Dal paraciclismo all’Ironman, per Andrea Pusateri i limiti non esistono (e ce lo spiega in un libro).
Ci sono uomini e donne con una forza di volontà e un coraggio indescrivibili. Atleti che vanno oltre i propri limiti e che fanno della disabilità la loro forza. Uno di questi è Andrea Pusateri: 30 anni, monzese e dall’età di 4 anni senza una gamba, amputata dopo un grave incidente ferroviario nel quale la madre ha perso la vita per salvarlo.

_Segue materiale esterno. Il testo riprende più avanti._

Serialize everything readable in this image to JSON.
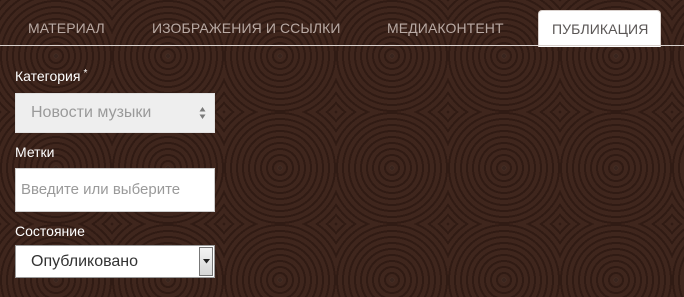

Paraciclista, ma anche triatleta, maratoneta e Ironman, Andrea ha raccontato la sua storia nel volume “I limiti non esistono – Le sfide che hanno cambiato la mia vita”: autobiografia pubblicata per Piemme da Mondadori e disponibile da settembre in tutte le librerie.
“Questo libro parla principalmente della mia vita, delle cose belle e brutte che mi sono capitate nella mia carriera – ha spiegato Pusateri – Lo sport ha rappresentato tutto per me. Ti fa capire che per raggiungere qualcosa devi fare dei sacrifici, perché come la vita anche lui non ti regala niente. Il messaggio che con questo libro cerco di dare a tutti, giovani e non, è che i limiti si possono superare e che possiamo vivere una vita bellissima nonostante le disabilità”.
“Ho iniziato a correre in bici sin da piccolo e presto il divertimento si è trasformato in professione regalandomi parecchie soddisfazioni. La mia vittoria più importante è stata la gara di coppa del mondo del 2015. Quel trionfo a Magnago mi ha cambiato la vita a livello ciclistico e la gara me la ricordo ancora come se l’avessi fatta ieri”.
Durante l’intervista, Andrea Pusateri ha sottolineato l’importanza di atleti come Alex Zanardi e Bebe Vio, ma allo stesso tempo commentato amaramente lo stato di salute del movimento paralimpico.
“Alex e Bebe li conosco bene, loro hanno fatto tanto per lo sport paralimpico anche se in verità c’è ancora molto da fare – ha aggiunto l’ex nazionale azzurro di paraciclismo – Molti non lo sanno, anche perché c’è poca visibilità su questo mondo, ma nello sport paralimpico non vince il più forte ma quello che può correre in una categoria migliore. È come il doping, anzi peggio. Parlo del paraciclismo, un mondo che conosco molto bene. Ci sono squadre che fingono di avere atleti con disabilità importanti, solo per farli correre in categorie a loro favorevoli e con avversari più deboli. Come ho scritto nel libro, non mi riconosco più in questo mondo e se avessi un figlio con una disabilità non gli farei mai fare sport paralimpico”.